180222 17:13:50 mysqld_safe Number of processes running now: 0
180222 17:13:50 mysqld_safe mysqld restarted
The error message itself is telling you why verifying the table data doesn't fix the issue. It tried to free a page (probably from a table or index); but that page was already marked free. In other words, one of your tables or indexes was using a page, when the page is considered available to give to another table or index. And, obviously, if InnoDB doesn't know what pages are actually free, Bad Things Can Happen.

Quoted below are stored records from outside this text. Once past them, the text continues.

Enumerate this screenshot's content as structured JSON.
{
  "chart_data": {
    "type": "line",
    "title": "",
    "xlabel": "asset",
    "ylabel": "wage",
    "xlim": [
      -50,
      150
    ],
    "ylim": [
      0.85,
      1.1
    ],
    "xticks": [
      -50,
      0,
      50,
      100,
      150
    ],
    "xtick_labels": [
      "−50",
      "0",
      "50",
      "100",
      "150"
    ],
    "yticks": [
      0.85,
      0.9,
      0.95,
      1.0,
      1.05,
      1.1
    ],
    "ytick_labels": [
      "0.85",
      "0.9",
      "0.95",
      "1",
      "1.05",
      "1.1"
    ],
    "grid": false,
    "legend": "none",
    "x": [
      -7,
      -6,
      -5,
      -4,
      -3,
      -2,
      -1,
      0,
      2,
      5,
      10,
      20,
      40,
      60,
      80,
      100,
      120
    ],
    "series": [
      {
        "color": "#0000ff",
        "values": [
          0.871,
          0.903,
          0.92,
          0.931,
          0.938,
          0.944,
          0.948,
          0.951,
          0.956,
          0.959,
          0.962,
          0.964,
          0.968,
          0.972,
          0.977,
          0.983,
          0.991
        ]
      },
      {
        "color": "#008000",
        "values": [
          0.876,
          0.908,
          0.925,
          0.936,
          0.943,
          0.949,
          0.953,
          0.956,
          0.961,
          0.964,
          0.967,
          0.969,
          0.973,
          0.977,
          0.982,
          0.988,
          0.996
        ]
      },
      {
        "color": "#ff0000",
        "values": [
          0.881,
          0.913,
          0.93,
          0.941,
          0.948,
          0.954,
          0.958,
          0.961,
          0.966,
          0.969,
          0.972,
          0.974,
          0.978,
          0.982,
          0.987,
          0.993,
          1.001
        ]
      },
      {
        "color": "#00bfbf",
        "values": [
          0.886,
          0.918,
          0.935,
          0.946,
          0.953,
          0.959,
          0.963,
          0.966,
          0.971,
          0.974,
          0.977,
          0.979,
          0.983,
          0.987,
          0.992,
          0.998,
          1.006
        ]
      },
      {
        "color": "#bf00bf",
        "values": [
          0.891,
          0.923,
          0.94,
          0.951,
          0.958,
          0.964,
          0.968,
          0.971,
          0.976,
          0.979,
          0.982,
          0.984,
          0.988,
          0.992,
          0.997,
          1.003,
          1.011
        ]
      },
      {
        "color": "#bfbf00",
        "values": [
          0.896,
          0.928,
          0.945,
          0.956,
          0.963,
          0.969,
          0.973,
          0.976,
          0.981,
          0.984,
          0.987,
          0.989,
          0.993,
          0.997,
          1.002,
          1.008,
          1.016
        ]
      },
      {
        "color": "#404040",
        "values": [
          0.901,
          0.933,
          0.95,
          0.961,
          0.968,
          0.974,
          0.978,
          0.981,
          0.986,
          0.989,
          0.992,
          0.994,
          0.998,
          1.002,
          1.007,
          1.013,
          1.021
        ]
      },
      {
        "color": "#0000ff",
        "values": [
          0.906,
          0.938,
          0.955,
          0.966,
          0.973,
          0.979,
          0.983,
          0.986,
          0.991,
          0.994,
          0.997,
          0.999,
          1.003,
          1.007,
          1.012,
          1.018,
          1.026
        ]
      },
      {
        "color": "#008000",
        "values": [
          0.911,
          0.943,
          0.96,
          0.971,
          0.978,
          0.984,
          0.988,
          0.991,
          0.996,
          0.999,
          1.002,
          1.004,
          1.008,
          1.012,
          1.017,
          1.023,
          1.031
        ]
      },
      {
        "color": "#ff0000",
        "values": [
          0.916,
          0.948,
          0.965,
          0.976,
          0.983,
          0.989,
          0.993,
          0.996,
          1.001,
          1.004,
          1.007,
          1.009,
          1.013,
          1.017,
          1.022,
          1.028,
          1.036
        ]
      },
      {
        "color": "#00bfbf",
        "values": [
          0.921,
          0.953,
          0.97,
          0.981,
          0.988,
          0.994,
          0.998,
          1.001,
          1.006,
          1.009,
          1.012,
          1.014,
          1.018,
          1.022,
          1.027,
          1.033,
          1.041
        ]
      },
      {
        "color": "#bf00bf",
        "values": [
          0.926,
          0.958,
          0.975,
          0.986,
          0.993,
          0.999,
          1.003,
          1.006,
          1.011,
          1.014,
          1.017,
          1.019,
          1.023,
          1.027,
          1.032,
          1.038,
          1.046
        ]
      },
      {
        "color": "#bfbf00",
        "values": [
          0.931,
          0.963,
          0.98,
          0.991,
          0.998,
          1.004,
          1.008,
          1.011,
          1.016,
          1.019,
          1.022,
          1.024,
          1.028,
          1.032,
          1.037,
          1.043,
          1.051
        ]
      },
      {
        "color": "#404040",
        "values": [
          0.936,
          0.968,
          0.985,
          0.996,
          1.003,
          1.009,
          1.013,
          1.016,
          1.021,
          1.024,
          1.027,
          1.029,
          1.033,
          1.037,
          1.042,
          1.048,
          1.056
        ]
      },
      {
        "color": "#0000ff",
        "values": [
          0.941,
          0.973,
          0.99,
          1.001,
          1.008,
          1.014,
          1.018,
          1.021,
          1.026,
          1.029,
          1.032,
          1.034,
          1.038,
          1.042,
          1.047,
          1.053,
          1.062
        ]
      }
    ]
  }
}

Dumping all the table/index data, and reloading, means giving InnoDB a chance to rebuild its collection of free pages. Ideally, you'd do this on a fresh database. Why? Well, you should never assume there's only one, single, solitary corruption error. So if you move the data to a fresh install, you don't have to worry if there were additional, undetected, corruption issues.
As suggested, dumping and restoring from those dumps was the way I eventually chose to restore all databases. Luckily,
innodb_force_recovery = 2
allowed me to dump everything without errors, so that I didn't have to use dumps from backups. Of course I would rather have found out the real cause of the error, but MySQL offers no help apart from some mentions of "The tablespace free space info is corrupt" in bug reports. Without identifying and removing the cause of the error, I expect it to reoccur eventually - our customer will probably be even more pissed than I am.Maybe bad hardware is to blame, but the SMART data of all disks in the system look good and
/var/log/messages
does not contain anything suspicious at the time of the crash. There wasn't an unexpected power loss or reboot either.